Contrainte financière pour l’État, qui a fait se contracter fortement l’investissement public de
1981 à 1985).
- Depuis le milieu des années 1990, la politique de l’investissement tient essentiellement de la
politique fiscale (abaissement progressif des taux d’imposition sur les sociétés).
2) Fiscalité et investissement
- Assouplissement de la fiscalité pour réduire le coût du capital. Les vérifications empiriques
sont limitées : cela affecte davantage le profit que l’investissement (MUET et AVOUYI-
17
DOVI, 1987). Selon ARTUS et SICSIC (1988), une telle politique a des effets minimes à
court terme, et nuls à moyen et long terme.
- Question de la politique économique. L’investissement répond peu aux incitations fiscales,
qui doivent être très fortes pour avoir le moindre effet, et qui, par leurs évolutions, peuvent
renforcer l’incertitude. Selon PINDYCK et SOLIMANO (1993), c’est bien plus la crédibilité
et la stabilité de la politique économique qui peuvent avoir des effets entraîneurs pour
l’investissement. L’instabilité de l’environnement fiscal peut ainsi porter préjudice à
l’investissement.
3) Jouer sur les taux d’intérêt ou sur la demande ?
- Constat de l’inefficacité de la baisse du taux d’intérêt en France de 1992 à 1996 dans la
reprise de l’investissement.
- Projets de relance de la demande au niveau européen : DREZE et MALINVAUD (1994)

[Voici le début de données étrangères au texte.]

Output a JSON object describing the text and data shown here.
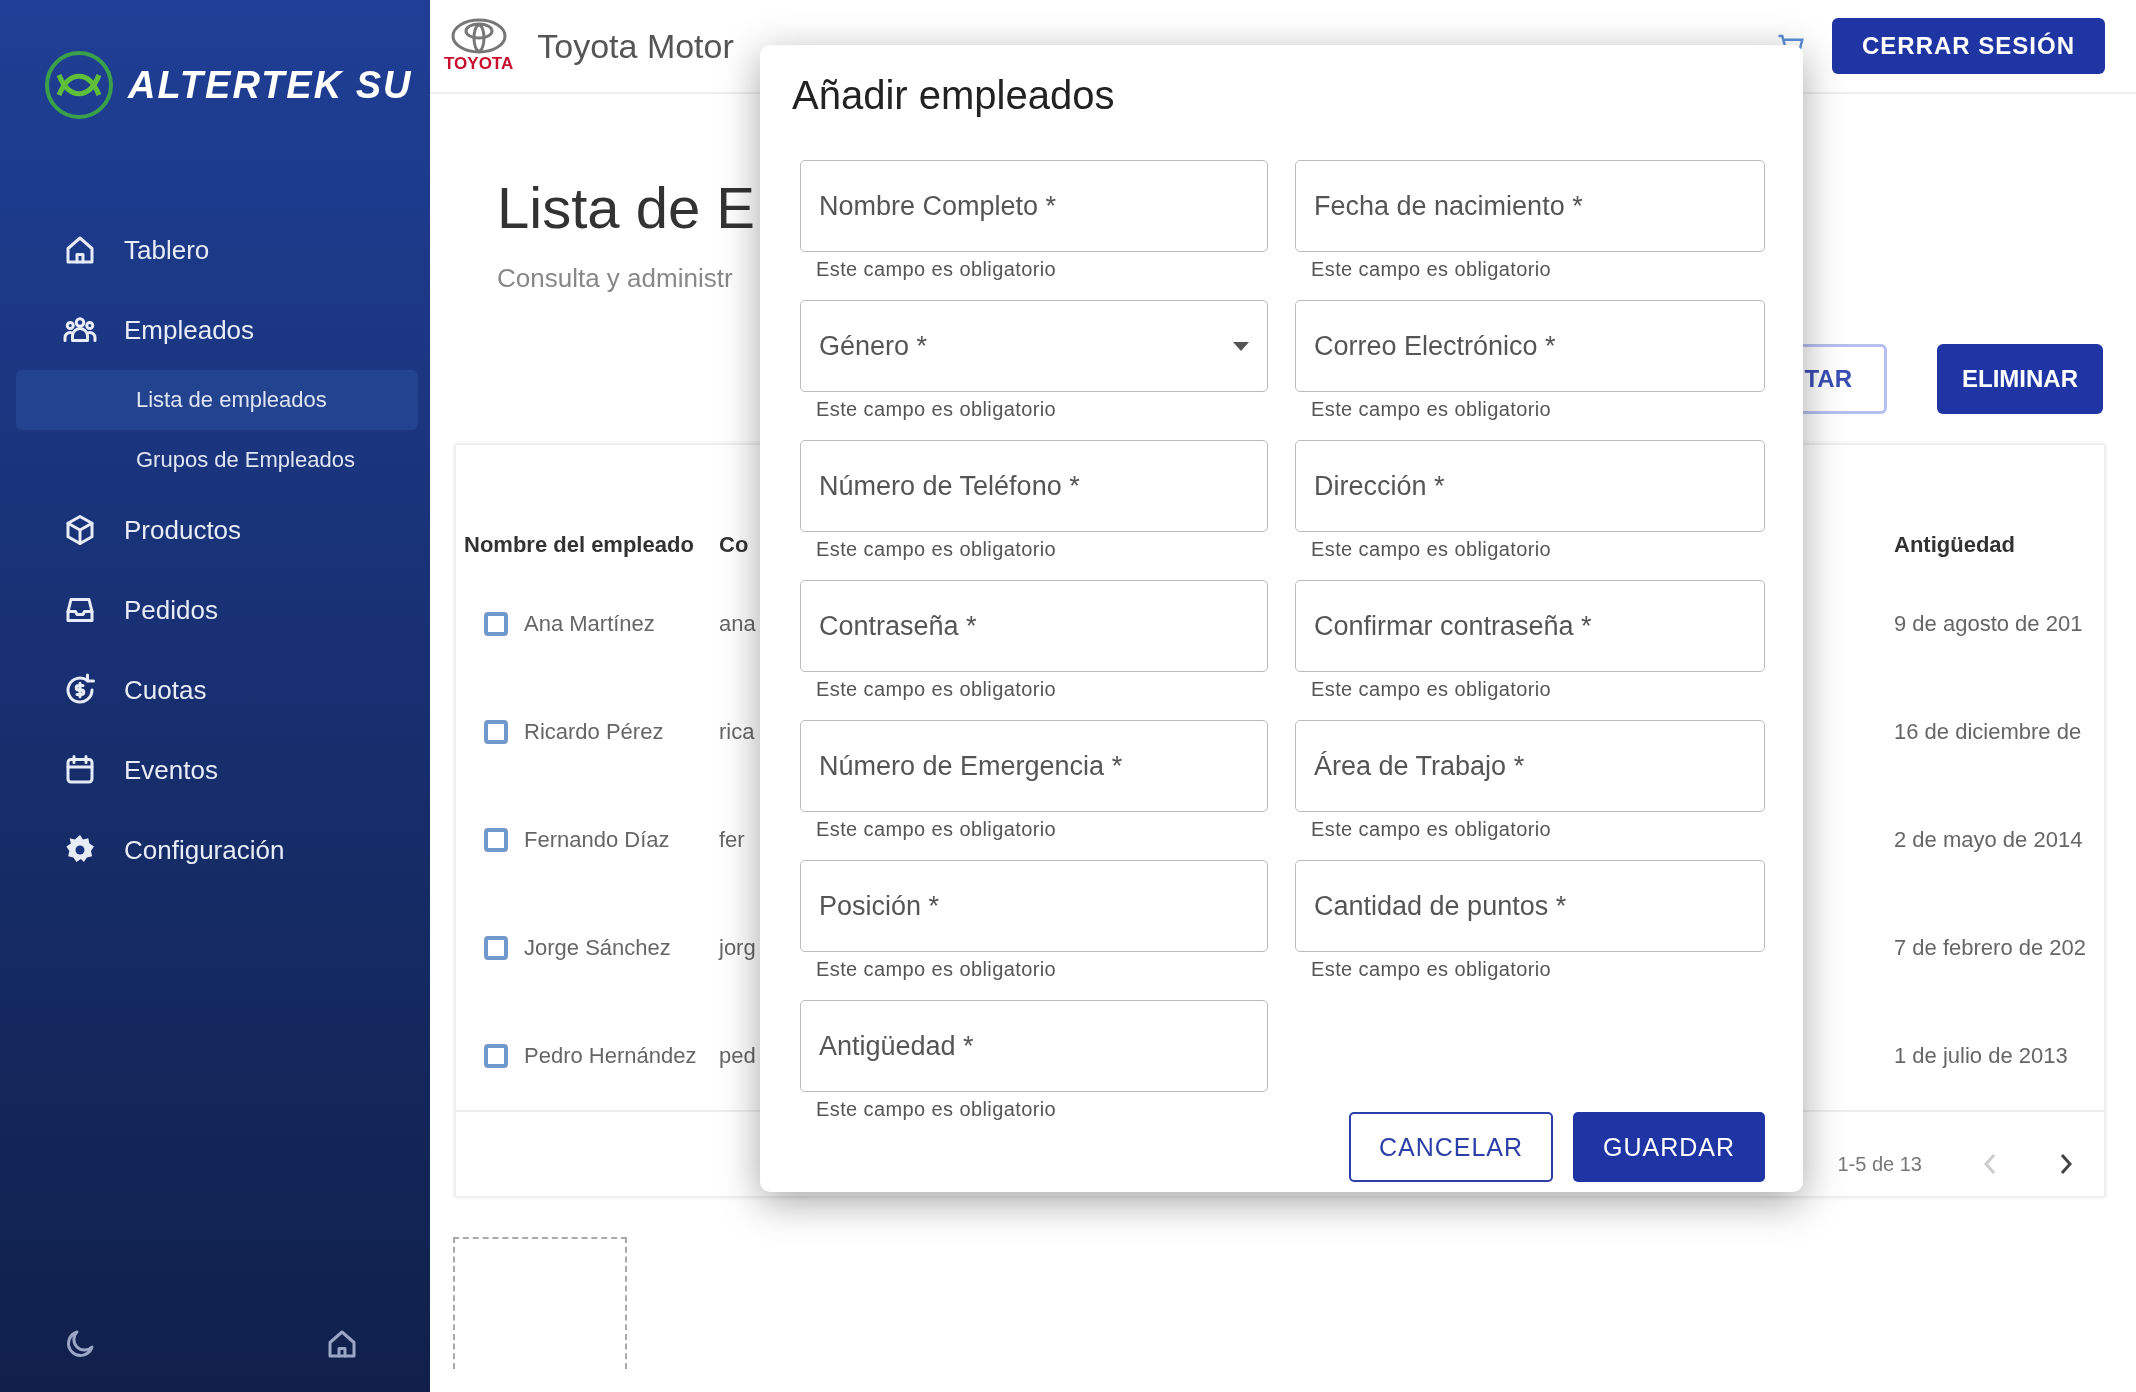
{
  "sidebar": {
    "brand": "ALTERTEK SU",
    "items": [
      {
        "label": "Tablero"
      },
      {
        "label": "Empleados",
        "children": [
          {
            "label": "Lista de empleados",
            "selected": true
          },
          {
            "label": "Grupos de Empleados",
            "selected": false
          }
        ]
      },
      {
        "label": "Productos"
      },
      {
        "label": "Pedidos"
      },
      {
        "label": "Cuotas"
      },
      {
        "label": "Eventos"
      },
      {
        "label": "Configuración"
      }
    ]
  },
  "header": {
    "logo_text": "TOYOTA",
    "company": "Toyota Motor",
    "logout": "CERRAR SESIÓN"
  },
  "page": {
    "title": "Lista de E",
    "subtitle": "Consulta y administr",
    "actions": [
      "TAR",
      "ELIMINAR"
    ]
  },
  "table": {
    "columns": [
      "Nombre del empleado",
      "Co",
      "Antigüedad"
    ],
    "rows": [
      {
        "checked": false,
        "name": "Ana Martínez",
        "column_2": "ana",
        "seniority": "9 de agosto de 201"
      },
      {
        "checked": false,
        "name": "Ricardo Pérez",
        "column_2": "rica",
        "seniority": "16 de diciembre de"
      },
      {
        "checked": false,
        "name": "Fernando Díaz",
        "column_2": "fer",
        "seniority": "2 de mayo de 2014"
      },
      {
        "checked": false,
        "name": "Jorge Sánchez",
        "column_2": "jorg",
        "seniority": "7 de febrero de 202"
      },
      {
        "checked": false,
        "name": "Pedro Hernández",
        "column_2": "ped",
        "seniority": "1 de julio de 2013"
      }
    ],
    "pagination": "1-5 de 13"
  },
  "dialog": {
    "title": "Añadir empleados",
    "fields": [
      {
        "kind": "text",
        "label": "Nombre Completo *",
        "helper": "Este campo es obligatorio"
      },
      {
        "kind": "text",
        "label": "Fecha de nacimiento *",
        "helper": "Este campo es obligatorio"
      },
      {
        "kind": "select",
        "label": "Género *",
        "helper": "Este campo es obligatorio"
      },
      {
        "kind": "text",
        "label": "Correo Electrónico *",
        "helper": "Este campo es obligatorio"
      },
      {
        "kind": "text",
        "label": "Número de Teléfono *",
        "helper": "Este campo es obligatorio"
      },
      {
        "kind": "text",
        "label": "Dirección *",
        "helper": "Este campo es obligatorio"
      },
      {
        "kind": "text",
        "label": "Contraseña *",
        "helper": "Este campo es obligatorio"
      },
      {
        "kind": "text",
        "label": "Confirmar contraseña *",
        "helper": "Este campo es obligatorio"
      },
      {
        "kind": "text",
        "label": "Número de Emergencia *",
        "helper": "Este campo es obligatorio"
      },
      {
        "kind": "text",
        "label": "Área de Trabajo *",
        "helper": "Este campo es obligatorio"
      },
      {
        "kind": "text",
        "label": "Posición *",
        "helper": "Este campo es obligatorio"
      },
      {
        "kind": "text",
        "label": "Cantidad de puntos *",
        "helper": "Este campo es obligatorio"
      },
      {
        "kind": "text",
        "label": "Antigüedad *",
        "helper": "Este campo es obligatorio"
      }
    ],
    "buttons": [
      {
        "kind": "outlined",
        "label": "CANCELAR"
      },
      {
        "kind": "filled",
        "label": "GUARDAR"
      }
    ]
  }
}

préconisent l’accroissement de l’investissement public de 1% du PIB dans les domaines des
réseaux de transport, de logement social, et l’établissement de subventions à l’investissement
privé, proportionnelles au contenu en emploi des projets, ce qui permet de soutenir la
demande globale. Mais forte contrainte budgétaire au niveau européen.
4) Ralentir la substitution du capital au travail ?
- « théorème » d’Helmut Schmidt : « les profits d’aujourd’hui font les investissements de
demain et les emplois d’après-demain ». Conception en opposition au luddisme du début du
XIXème siècle. Le progrès technique détruit-il l’emploi ? A. SAUVY, La Machine et le
Chômage, 1980 : la machine est précisément là pour remplacer l’homme aux tâches ingrates.
SCHUMPETER, « destruction créatrice » : changement de la structure de l’emploi. Sur
longue période, l’accumulation de capital ne s’est pas traduite par une baisse de l’emploi,
mais par la réduction de la durée du travail.
- Théories du chômage technologique dans les phases de transition. WOOD (1994) : le
commerce avec les pays à bas prix dans le contexte de mondialisation des échanges des
années 1990 aurait détruit 9 millions d’emplois dans l’OCDE, étude que réfutent de nombreux
auteurs : les pertes seraient marginales sur le plan macroéconomique. Le travail des pays à bas
coûts peut apparaître complémentaire à celui plus qualifié et technique des pays industrialisés
(KRUGMAN, 1995).
5) Enrichir le contenu en emploi de la croissance
- Thèse du chômage dû à l’inadéquation des qualifications, deux mesures peuvent être
efficaces : la baisse du coût du travail pour les moins qualifiés et la réduction du temps de
travail. Rapport TADDEI (1986) : « Des machines et des hommes : pour l’emploi par une
meilleure utilisation des équipements ».